I think I'll break this out into its own post.

Richard

Comment on January 25th, 2007.

Somehow it's hard for me to hear the radical development in the Pixies, but I won't argue the point. Perhaps they seem superficially more conventional. Or, perhaps their "development" has been so absorbed into rock that it's hard to notice.
Maybe it's easier for me to identify their various antecedents than it is for Throwing Muses...
Interesting that you mention Modest Mouse. I thought of the Pixies A LOT when I first started listening to them (on This is a Long Drive for Someone with Nothing to Think About), but not at all by the time of "Bury Me With It"... Curious.

Scraps

Comment on January 25th, 2007.

Huh! "Bury Me With It" sounds so much like a Pixies pastiche that I'd be genuinely astonished to hear it wasn't deliberate.

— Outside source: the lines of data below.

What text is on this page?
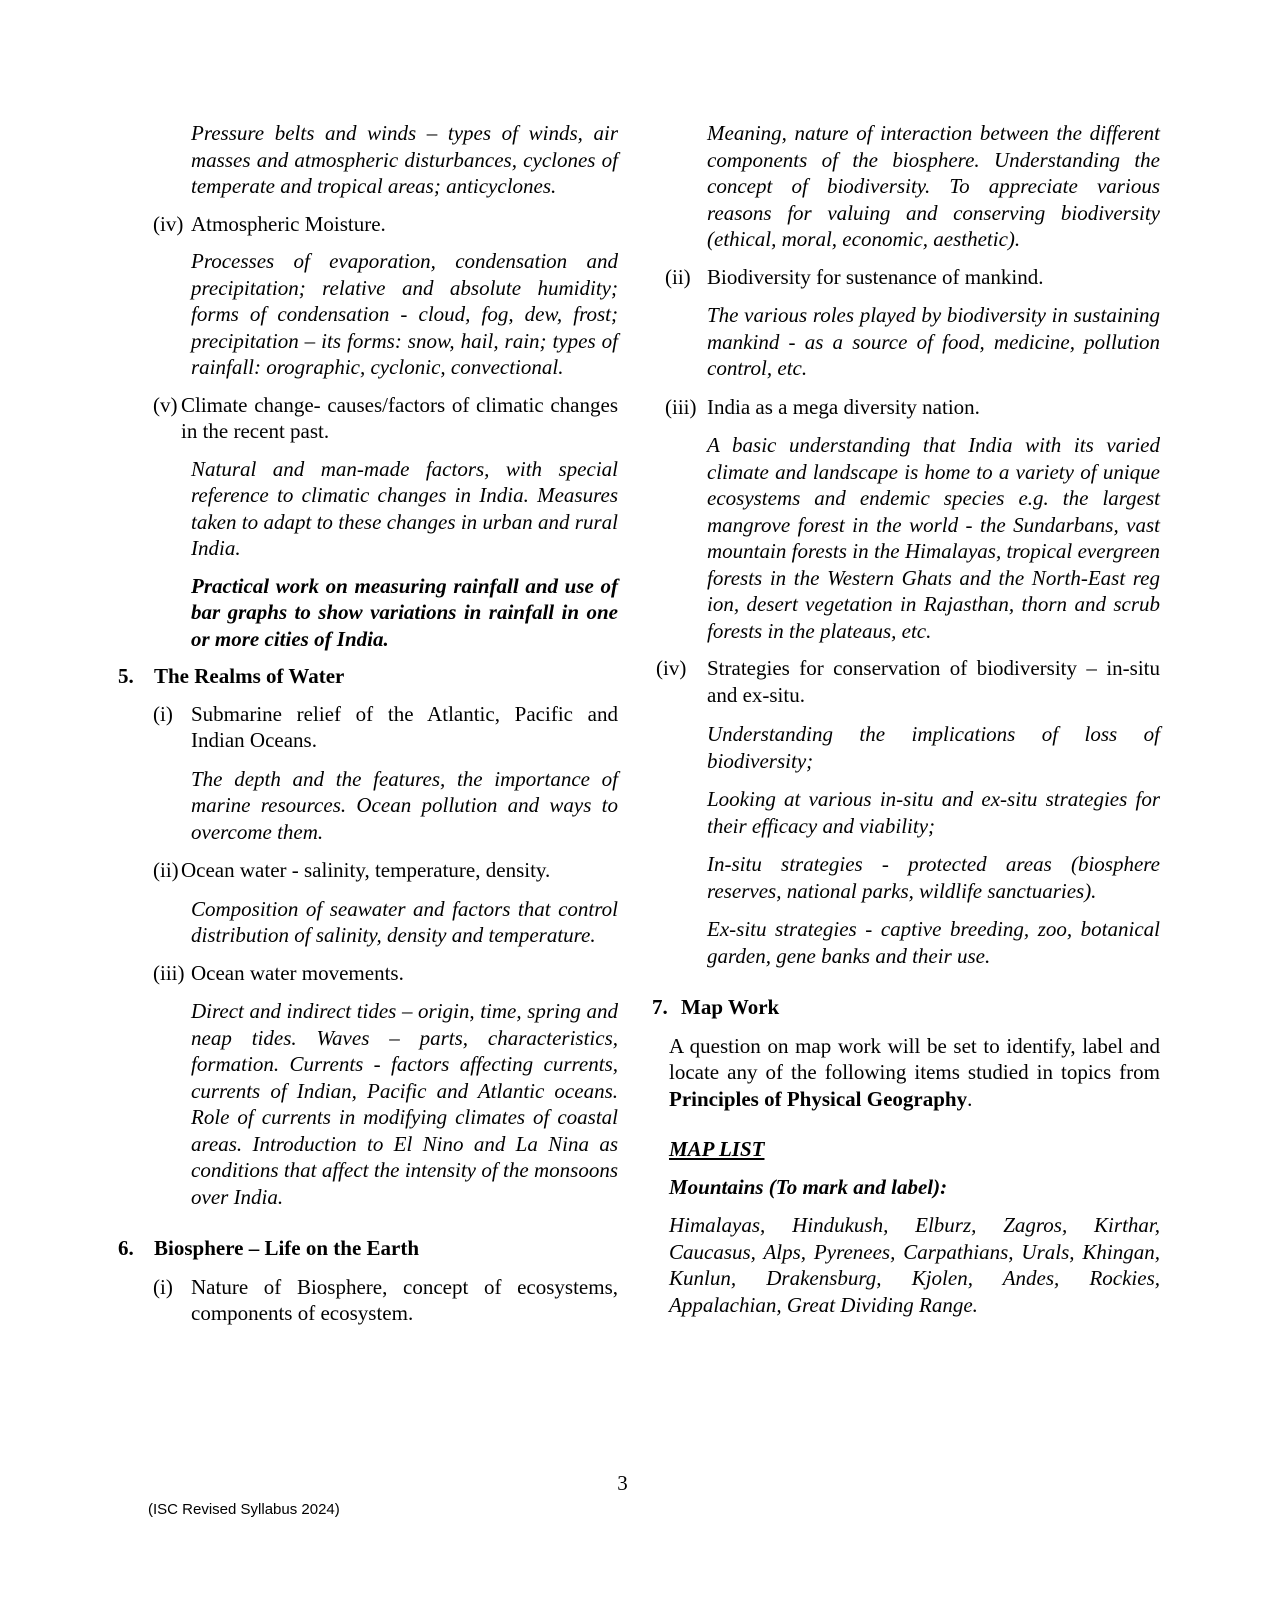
Pressure belts and winds – types of winds, air masses and atmospheric disturbances, cyclones of temperate and tropical areas; anticyclones.

(iv) Atmospheric Moisture.

Processes of evaporation, condensation and precipitation; relative and absolute humidity; forms of condensation - cloud, fog, dew, frost; precipitation – its forms: snow, hail, rain; types of rainfall: orographic, cyclonic, convectional.

(v) Climate change- causes/factors of climatic changes in the recent past.

Natural and man-made factors, with special reference to climatic changes in India. Measures taken to adapt to these changes in urban and rural India.

Practical work on measuring rainfall and use of bar graphs to show variations in rainfall in one or more cities of India.

5. The Realms of Water

(i) Submarine relief of the Atlantic, Pacific and Indian Oceans.

The depth and the features, the importance of marine resources. Ocean pollution and ways to overcome them.

(ii) Ocean water - salinity, temperature, density.

Composition of seawater and factors that control distribution of salinity, density and temperature.

(iii) Ocean water movements.

Direct and indirect tides – origin, time, spring and neap tides. Waves – parts, characteristics, formation. Currents - factors affecting currents, currents of Indian, Pacific and Atlantic oceans. Role of currents in modifying climates of coastal areas. Introduction to El Nino and La Nina as conditions that affect the intensity of the monsoons over India.

6. Biosphere – Life on the Earth

(i) Nature of Biosphere, concept of ecosystems, components of ecosystem.

Meaning, nature of interaction between the different components of the biosphere. Understanding the concept of biodiversity. To appreciate various reasons for valuing and conserving biodiversity (ethical, moral, economic, aesthetic).

(ii) Biodiversity for sustenance of mankind.

The various roles played by biodiversity in sustaining mankind - as a source of food, medicine, pollution control, etc.

(iii) India as a mega diversity nation.

A basic understanding that India with its varied climate and landscape is home to a variety of unique ecosystems and endemic species e.g. the largest mangrove forest in the world - the Sundarbans, vast mountain forests in the Himalayas, tropical evergreen forests in the Western Ghats and the North-East reg ion, desert vegetation in Rajasthan, thorn and scrub forests in the plateaus, etc.

(iv) Strategies for conservation of biodiversity – in-situ and ex-situ.

Understanding the implications of loss of biodiversity;

Looking at various in-situ and ex-situ strategies for their efficacy and viability;

In-situ strategies - protected areas (biosphere reserves, national parks, wildlife sanctuaries).

Ex-situ strategies - captive breeding, zoo, botanical garden, gene banks and their use.

7. Map Work

A question on map work will be set to identify, label and locate any of the following items studied in topics from Principles of Physical Geography.

MAP LIST

Mountains (To mark and label):

Himalayas, Hindukush, Elburz, Zagros, Kirthar, Caucasus, Alps, Pyrenees, Carpathians, Urals, Khingan, Kunlun, Drakensburg, Kjolen, Andes, Rockies, Appalachian, Great Dividing Range.

3
(ISC Revised Syllabus 2024)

In the early days of Modest Mouse, I thought they wanted to be Built to Spill. They've come a long way. (Not that there's anything wrong with Built to Spill.) I thought Good News for People Who Love Bad News was saturated in Tom Waits and the Pixies, and that is all right with me.

The Pixies had songs that could have been done before them (though not the way they did them, usually); but there are some Pixies songs that to me say "this is the Pixies and could not have been anyone before them": "Tame" for example, or "I Bleed".

ethan

Comment on January 25th, 2007.

Richard, I didn't go to the meet & greet thang, sadly, though I did see them play Lupo's (RIP) in Providence, and that was incredible. I also only know who Clem Snide are because they opened, so that was good, too.

No, the closest I've come to meeting Kristin Hersh is, after seeing her play outdoors at a RI musicians festival (with, I think, Belly's drummer as her bass player), I hung out behind where the stage was set up and stared at her for a while trying to work up the nerve to approach her. Just as I was about to, her children (or, you know, two of the seventy thousand that she has) ran up and she started playing with them, which sent me back into nervousness and I kept staring at her. Eventually, of course, she noticed and kind of bundled her children up and ran away.